THE REVOLUTIONARY POET

Francisco Jose Cajas Ovando
Guatemalan Writer and historian

Otto Rene Castillo was born on April 25th, 1934. He was the son of Juana de Dios Castillo Merida, from whom he inherited his personality and verbosity. These characteristics eventually led him to win the title of Revolutionary Poet of America. Castillo went to primary school in Quetzaltenango and later moved to Guatemala City to attend secondary school at the Central National Institute for Boys. In the Democratic Republic of Germany, he attended the University of Leipzig. He majored in cinematography, taught by Jorvis Ivens, and graduated with a Master's degree in Arts.

At age eighteen, he began his career writing articles for youth magazines. In 1953, poet Werner Ovalle Lopez gave a seminar called, "The Sunday Hour" and declared Castillo a "worthy youth" because at this time he was writing articles for a variety of magazines. As a youth, Castillo participated in the student's association and was president of a youth organization called the Work Party of Guatemala. In 1954, during the Proimperialistic counter revolution, this leading youth with some other democratic intellectuals, went into exile.

Otto Rene Castillo took refuge in El Salvador where he worked as a laborer, salesman and clerk. His life as an emigrant was hard and poor.  But during this time, he met Oswaldo Escobar Velado, Roque Dalton Garcia, Roberto Armijo and other writers who encouraged him by reading and promoting his literary works. These were published in the "Daily Latino. "  From that point, he went to the university to study law and then founded the University Literary Circle. His influences were Neruda, Hernandez and Vallejo. In 1955, Castillo received the poetry prize of Central America , which was shared by Roque Dalton. In 1956, he received another prize from Guatemalan university students in celebration of the poem, "Motherland, let's Walk." This work, according to his critics, is a reflection of the misery and sadness caused by immeasurable exploitation.
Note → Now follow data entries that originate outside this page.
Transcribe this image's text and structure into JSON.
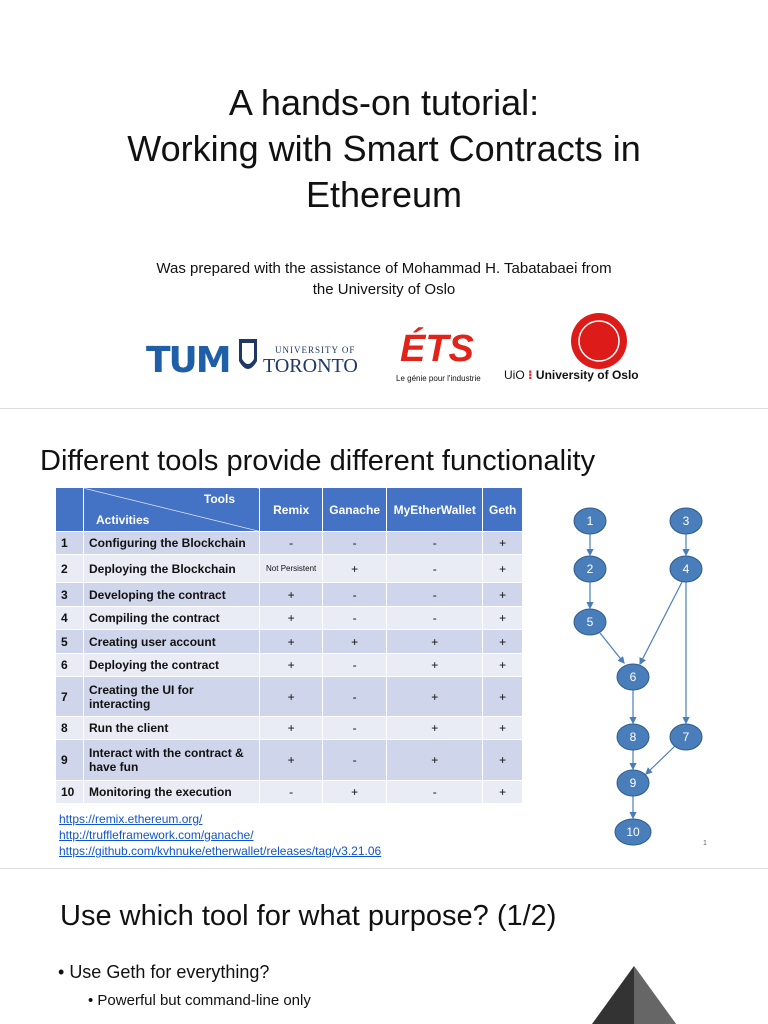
{
  "slide1": {
    "title": [
      "A hands-on tutorial:",
      "Working with Smart Contracts in",
      "Ethereum"
    ],
    "subtitle": [
      "Was prepared with the assistance of Mohammad H. Tabatabaei from",
      "the University of Oslo"
    ],
    "logos": [
      "TUM",
      "UNIVERSITY OF",
      "TORONTO",
      "ÉTS",
      "Le génie pour l'industrie",
      "UiO",
      "University of Oslo"
    ]
  },
  "slide2": {
    "title": "Different tools provide different functionality",
    "table": {
      "header": [
        "Tools",
        "Activities",
        "Remix",
        "Ganache",
        "MyEtherWallet",
        "Geth"
      ],
      "rows": [
        [
          "1",
          "Configuring the Blockchain",
          "-",
          "-",
          "-",
          "+"
        ],
        [
          "2",
          "Deploying the Blockchain",
          "Not Persistent",
          "+",
          "-",
          "+"
        ],
        [
          "3",
          "Developing the contract",
          "+",
          "-",
          "-",
          "+"
        ],
        [
          "4",
          "Compiling the contract",
          "+",
          "-",
          "-",
          "+"
        ],
        [
          "5",
          "Creating user account",
          "+",
          "+",
          "+",
          "+"
        ],
        [
          "6",
          "Deploying the contract",
          "+",
          "-",
          "+",
          "+"
        ],
        [
          "7",
          "Creating the UI for interacting",
          "+",
          "-",
          "+",
          "+"
        ],
        [
          "8",
          "Run the client",
          "+",
          "-",
          "+",
          "+"
        ],
        [
          "9",
          "Interact with the contract & have fun",
          "+",
          "-",
          "+",
          "+"
        ],
        [
          "10",
          "Monitoring the execution",
          "-",
          "+",
          "-",
          "+"
        ]
      ]
    },
    "links": [
      "https://remix.ethereum.org/",
      "http://truffleframework.com/ganache/",
      "https://github.com/kvhnuke/etherwallet/releases/tag/v3.21.06"
    ],
    "nodes": [
      "1",
      "2",
      "3",
      "4",
      "5",
      "6",
      "7",
      "8",
      "9",
      "10"
    ],
    "page_number": "1"
  },
  "slide3": {
    "title": "Use which tool for what purpose? (1/2)",
    "bullets": [
      "Use Geth for everything?",
      "Powerful but command-line only"
    ]
  }
}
In 1957 after the death of dictator Castillo Armas, the people were, "allowed to breathe easily." Otto Rene Castillo returned to Guatemala to integrate himself into the cultural movement and study law at the University of San Carlos. In 1959, he left for Leipzig by means of the Filadelfo Salazar Scholarship. Between 1957 and 1959 his poems were released in the student editions of "The Student informer" and the "The Impartial." He traveled to Europe, Asia and Africa, acquiring an extensive humane world vision. In 1964, he returned to Guatemala to dedicate himself to cultural activities and the political actions of the Worker's Party. He founded the Experimental Theater of the Capital City Municipality, collaborating with the association of university students who published some of his sonnets in their book "Tecun Uman." Castillo was also published in the university magazine, "Spears and Letters." In 1964, he was put in jail by the Peralta Azurdia regime. Later he was expropriated, traveling to Europe where he organized the World Youth Festival. He later returned secretly to Guatemala to gather up a rebel force to combat the Montenegrista regime. In the distant and humid mountain ranges of Zacapa and Izabel, Catillo experienced the demanding limitations of the guerrilla insurrection and the intimidating, harsh Guatemalan system. Still young Castillo promised the motherland to drink her bitter cups of grief and affliction and become blind so that she can see, fulfilling the words in his poem, "Vamos Patria a Caminar," March 19th, 1967 .  He was captured in the mountains of Sierra de las Minas, along with Nora Paiz. He was taken to the brutal estate of Arrana in Zacapa, where he was tortured and burned with various other plantation workers.

The people paid homage in Guatemala, great Britain and Costa Rica to Castillo after his death, by publishing his work "Report of Injustice."

In the final words of Oscar Arutro Palencia, "The thirty three years that Castillo lived with us is our evidence that the decent, intellectual, artistic, and scientific man should grow, raising himself up with his own people, with the humble".